Menertawakan Ironi Hidup


Ironi hidup itu muncul begitu saja. Sesederhana ketika rendang kesukaanmu tiba-tiba dicampur oleh daging masakan nenek yang rasanya tidak enak. Padahal tak ada seorang pun yang meminta pada nenekmu untuk mencampurkannya.

Mau marah tak mungkin, kan niat nenekmu baik, susah-payah membuatkanmu masakan agar kamu bisa mencicipinya. Mau bersedih juga tidak akan bisa mengubah apa apa. Lebih baik kamu berusaha: pisahkan kedua masakan tersebut sebelum tercampur.
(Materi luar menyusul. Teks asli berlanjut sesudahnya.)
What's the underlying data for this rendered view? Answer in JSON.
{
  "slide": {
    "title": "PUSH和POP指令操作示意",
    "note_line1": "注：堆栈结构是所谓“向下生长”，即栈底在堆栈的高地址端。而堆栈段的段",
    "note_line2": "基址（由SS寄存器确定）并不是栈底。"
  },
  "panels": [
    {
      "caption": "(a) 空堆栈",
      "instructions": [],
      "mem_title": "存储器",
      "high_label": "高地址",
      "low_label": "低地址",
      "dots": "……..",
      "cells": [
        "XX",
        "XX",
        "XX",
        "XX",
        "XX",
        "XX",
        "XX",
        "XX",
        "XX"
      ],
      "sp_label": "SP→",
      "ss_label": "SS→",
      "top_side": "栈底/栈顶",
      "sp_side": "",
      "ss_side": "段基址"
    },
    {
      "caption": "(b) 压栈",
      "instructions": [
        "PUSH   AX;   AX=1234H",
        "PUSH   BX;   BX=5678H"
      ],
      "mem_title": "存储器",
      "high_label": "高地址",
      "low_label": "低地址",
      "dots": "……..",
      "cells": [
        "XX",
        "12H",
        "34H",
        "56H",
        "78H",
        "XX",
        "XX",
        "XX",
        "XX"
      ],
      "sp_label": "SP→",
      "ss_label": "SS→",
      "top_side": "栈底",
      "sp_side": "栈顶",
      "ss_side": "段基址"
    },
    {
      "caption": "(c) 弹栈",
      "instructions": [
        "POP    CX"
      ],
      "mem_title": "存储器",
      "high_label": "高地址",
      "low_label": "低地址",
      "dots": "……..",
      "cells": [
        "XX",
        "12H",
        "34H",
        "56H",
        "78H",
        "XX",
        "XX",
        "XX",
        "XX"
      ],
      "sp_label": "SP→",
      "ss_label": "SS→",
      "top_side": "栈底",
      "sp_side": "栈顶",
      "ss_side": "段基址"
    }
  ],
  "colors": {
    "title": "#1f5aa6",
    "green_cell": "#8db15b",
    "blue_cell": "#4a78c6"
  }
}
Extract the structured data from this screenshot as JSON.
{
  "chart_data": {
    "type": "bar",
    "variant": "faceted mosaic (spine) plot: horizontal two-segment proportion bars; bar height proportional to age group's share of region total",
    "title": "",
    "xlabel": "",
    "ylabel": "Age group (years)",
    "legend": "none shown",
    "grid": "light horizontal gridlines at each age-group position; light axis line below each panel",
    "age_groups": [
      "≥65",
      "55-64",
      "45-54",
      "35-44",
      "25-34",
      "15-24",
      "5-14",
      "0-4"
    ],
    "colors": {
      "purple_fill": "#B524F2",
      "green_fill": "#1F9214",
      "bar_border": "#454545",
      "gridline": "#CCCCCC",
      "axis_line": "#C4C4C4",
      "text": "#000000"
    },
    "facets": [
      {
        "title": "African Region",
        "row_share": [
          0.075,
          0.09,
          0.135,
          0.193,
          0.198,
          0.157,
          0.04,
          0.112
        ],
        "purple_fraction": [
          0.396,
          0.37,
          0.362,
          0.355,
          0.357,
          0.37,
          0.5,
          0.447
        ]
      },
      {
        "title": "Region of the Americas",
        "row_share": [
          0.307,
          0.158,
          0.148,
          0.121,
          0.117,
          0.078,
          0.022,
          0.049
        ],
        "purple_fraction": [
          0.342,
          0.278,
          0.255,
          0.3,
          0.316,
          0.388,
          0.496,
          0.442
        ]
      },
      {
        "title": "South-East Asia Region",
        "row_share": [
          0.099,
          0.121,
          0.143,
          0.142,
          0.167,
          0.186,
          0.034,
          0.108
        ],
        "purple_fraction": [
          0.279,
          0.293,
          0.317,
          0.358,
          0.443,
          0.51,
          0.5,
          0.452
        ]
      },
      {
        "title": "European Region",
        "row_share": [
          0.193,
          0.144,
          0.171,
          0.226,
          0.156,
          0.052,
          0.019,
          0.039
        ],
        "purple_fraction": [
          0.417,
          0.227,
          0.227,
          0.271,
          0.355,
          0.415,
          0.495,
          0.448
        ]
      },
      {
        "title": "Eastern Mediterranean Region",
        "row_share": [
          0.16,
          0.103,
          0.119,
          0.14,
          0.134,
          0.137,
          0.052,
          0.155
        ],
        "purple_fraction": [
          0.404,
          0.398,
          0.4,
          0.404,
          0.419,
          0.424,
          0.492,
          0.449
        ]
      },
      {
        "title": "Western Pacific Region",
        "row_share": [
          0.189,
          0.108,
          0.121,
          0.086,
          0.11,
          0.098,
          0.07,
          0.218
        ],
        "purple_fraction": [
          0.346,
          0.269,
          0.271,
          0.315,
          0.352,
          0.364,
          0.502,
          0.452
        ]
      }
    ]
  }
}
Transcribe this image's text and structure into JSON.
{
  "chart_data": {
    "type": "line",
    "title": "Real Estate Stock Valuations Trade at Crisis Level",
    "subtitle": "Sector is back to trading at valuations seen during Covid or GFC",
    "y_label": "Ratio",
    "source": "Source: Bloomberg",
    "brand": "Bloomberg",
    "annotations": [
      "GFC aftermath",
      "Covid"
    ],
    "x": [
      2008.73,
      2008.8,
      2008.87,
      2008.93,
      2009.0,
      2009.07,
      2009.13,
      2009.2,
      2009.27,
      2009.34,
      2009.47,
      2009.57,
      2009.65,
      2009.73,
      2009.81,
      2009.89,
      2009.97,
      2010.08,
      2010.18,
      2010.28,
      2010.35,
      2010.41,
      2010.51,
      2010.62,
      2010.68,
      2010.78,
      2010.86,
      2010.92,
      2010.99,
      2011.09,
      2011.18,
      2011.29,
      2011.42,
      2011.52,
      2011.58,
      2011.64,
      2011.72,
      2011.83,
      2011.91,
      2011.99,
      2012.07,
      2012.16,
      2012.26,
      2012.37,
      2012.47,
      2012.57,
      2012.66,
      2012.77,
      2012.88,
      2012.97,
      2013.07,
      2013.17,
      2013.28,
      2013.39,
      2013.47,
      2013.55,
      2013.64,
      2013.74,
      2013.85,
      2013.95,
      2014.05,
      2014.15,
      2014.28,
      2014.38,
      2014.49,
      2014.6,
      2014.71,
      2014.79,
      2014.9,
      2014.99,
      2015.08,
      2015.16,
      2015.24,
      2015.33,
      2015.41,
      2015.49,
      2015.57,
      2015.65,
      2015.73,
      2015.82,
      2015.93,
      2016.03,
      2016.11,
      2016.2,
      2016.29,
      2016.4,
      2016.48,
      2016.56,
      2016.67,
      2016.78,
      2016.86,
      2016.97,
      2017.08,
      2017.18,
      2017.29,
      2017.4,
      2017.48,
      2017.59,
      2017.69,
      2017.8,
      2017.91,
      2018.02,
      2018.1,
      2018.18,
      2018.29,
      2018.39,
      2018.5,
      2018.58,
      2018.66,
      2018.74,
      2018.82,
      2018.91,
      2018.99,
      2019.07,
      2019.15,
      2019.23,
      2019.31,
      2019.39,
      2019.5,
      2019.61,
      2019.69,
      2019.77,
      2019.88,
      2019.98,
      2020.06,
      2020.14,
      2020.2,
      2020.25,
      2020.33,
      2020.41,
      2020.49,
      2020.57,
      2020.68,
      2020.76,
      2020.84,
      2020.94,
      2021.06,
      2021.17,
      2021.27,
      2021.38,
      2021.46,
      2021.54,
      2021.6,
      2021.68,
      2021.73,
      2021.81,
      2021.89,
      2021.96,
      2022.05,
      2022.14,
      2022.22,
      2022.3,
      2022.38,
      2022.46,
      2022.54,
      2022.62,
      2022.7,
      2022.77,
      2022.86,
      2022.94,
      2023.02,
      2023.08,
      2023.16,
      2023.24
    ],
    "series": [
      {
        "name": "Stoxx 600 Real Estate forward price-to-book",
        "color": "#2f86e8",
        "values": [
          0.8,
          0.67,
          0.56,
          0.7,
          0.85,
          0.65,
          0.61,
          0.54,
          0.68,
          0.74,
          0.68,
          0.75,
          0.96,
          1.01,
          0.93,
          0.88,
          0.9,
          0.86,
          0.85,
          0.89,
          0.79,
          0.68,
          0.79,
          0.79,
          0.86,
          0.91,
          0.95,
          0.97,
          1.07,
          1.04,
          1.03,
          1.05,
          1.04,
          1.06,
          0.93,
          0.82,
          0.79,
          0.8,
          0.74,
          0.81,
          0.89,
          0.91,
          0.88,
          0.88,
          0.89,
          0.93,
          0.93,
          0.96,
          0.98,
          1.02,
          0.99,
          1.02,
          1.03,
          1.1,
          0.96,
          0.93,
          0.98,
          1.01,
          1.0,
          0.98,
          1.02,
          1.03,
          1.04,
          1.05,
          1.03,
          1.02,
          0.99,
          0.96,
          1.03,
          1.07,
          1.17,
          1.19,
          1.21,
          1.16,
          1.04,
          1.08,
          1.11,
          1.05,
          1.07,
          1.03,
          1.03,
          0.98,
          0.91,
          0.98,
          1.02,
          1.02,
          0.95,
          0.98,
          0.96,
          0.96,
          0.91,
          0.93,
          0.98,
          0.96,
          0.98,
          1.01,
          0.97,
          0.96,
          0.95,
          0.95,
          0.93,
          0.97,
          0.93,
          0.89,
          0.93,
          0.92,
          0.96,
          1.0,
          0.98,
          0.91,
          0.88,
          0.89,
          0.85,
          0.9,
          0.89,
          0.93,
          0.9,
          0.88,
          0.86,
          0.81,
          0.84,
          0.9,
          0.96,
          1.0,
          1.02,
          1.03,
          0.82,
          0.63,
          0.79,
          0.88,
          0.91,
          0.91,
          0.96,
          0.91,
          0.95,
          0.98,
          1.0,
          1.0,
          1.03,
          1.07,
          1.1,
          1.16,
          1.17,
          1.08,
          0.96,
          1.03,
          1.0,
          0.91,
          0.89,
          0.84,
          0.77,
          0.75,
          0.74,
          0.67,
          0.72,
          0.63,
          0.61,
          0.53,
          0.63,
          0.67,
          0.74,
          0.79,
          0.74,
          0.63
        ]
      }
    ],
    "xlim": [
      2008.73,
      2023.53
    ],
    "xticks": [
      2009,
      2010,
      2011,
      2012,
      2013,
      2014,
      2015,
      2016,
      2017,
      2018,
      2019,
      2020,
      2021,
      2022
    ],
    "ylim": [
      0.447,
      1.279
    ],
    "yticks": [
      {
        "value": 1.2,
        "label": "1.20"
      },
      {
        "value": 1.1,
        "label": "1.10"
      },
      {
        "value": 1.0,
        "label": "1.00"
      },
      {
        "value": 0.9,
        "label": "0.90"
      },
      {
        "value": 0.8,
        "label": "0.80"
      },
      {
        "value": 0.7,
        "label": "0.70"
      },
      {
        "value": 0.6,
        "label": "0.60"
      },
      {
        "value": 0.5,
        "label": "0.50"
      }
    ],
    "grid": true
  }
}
Namun ketika olahan daging yang ditaruh di mangkuk yang sama itu hendak kamu pisahkan, ternyata tak bisa. Apalah daya, kuah dua masakan sudah menyatu jadi hibrida.

Kamu jadi tak selera makan masakan yang tadinya sangat kau sukai. Peluang kenikmatan dalam hidupmu sedikit terenggut. Namun soal apakah kebahagiaan hidupmu jadi sedikit terenggut atau tidak itu soal lain. Tergantung pada sikap hatimu.

Ketika kejadian campur-mencampur masakan itu terjadi esok tadi, aku memilih tertawa. Terbahak-bahak malah. Tertawa karena ironi hidup itu bisa muncul sesederhana itu. Karena bagaimanapun juga sebagai manusia biasa, kita tidak bisa apa-apa menghadapinya.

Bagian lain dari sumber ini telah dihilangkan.